Abul ‘Abbas Ibnu Taimiyah rahimahullah berkata, “Kedekatan yang dimaksud dalam ayat ini adalah kedekatan Allah pada orang yang berdoa (kedekatan yang sifatnya khusus).” (Majmu’ah Al-Fatawa, 5:247)
Perlu diketahui bahwa kedekatan Allah itu ada dua macam:
- Kedekatan Allah yang umum dengan ilmu-Nya, ini berlaku pada setiap makhluk.
- Kedekatan Allah yang khusus pada hamba-Nya dan seorang muslim yang berdoa pada-Nya, yaitu Allah akan mengijabahi (mengabulkan) doanya, menolongnya dan memberi taufik padanya. (Tafsir As-Sa’di, hlm. 77)

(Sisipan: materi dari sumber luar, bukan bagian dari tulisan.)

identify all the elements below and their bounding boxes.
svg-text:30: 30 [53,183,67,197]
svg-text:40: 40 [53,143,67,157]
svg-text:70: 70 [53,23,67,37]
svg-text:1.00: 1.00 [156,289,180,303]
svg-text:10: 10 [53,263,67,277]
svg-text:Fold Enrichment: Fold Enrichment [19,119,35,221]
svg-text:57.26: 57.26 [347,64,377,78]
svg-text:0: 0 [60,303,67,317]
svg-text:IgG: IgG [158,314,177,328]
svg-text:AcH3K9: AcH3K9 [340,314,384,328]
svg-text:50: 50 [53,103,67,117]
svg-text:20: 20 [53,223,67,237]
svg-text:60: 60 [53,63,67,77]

Kedekatan Allah pada orang yang berdoa adalah kedekatan yang khusus–pada macam yang kedua–(bukan kedekatan yang sifatnya umum pada setiap orang). Allah begitu dekat pada orang yang berdoa dan yang beribadah kepada-Nya. Sebagaimana disebutkan dalam hadits pula bahwa tempat yang paling dekat antara seorang hamba dengan Allah adalah ketika ia sujud. (Majmu’ah Al-Fatawa, 15:17)
Siapa saja yang berdoa pada Allah dengan menghadirkan hati ketika berdoa, menggunakan doa yang ma’tsur (dituntunkan), menjauhi hal-hal yang dapat menghalangi terkabulnya doa (seperti memakan makanan yang haram), maka niscaya Allah akan mengijabahi doanya. Terkhusus lagi jika ia melakukan sebab-sebab terkabulnya doa dengan tunduk pada perintah dan larangan Allah dengan perkataan dan perbuatan, juga disertai dengan mengimaninya. (Tafsir As-Sa’di, hlm. 77)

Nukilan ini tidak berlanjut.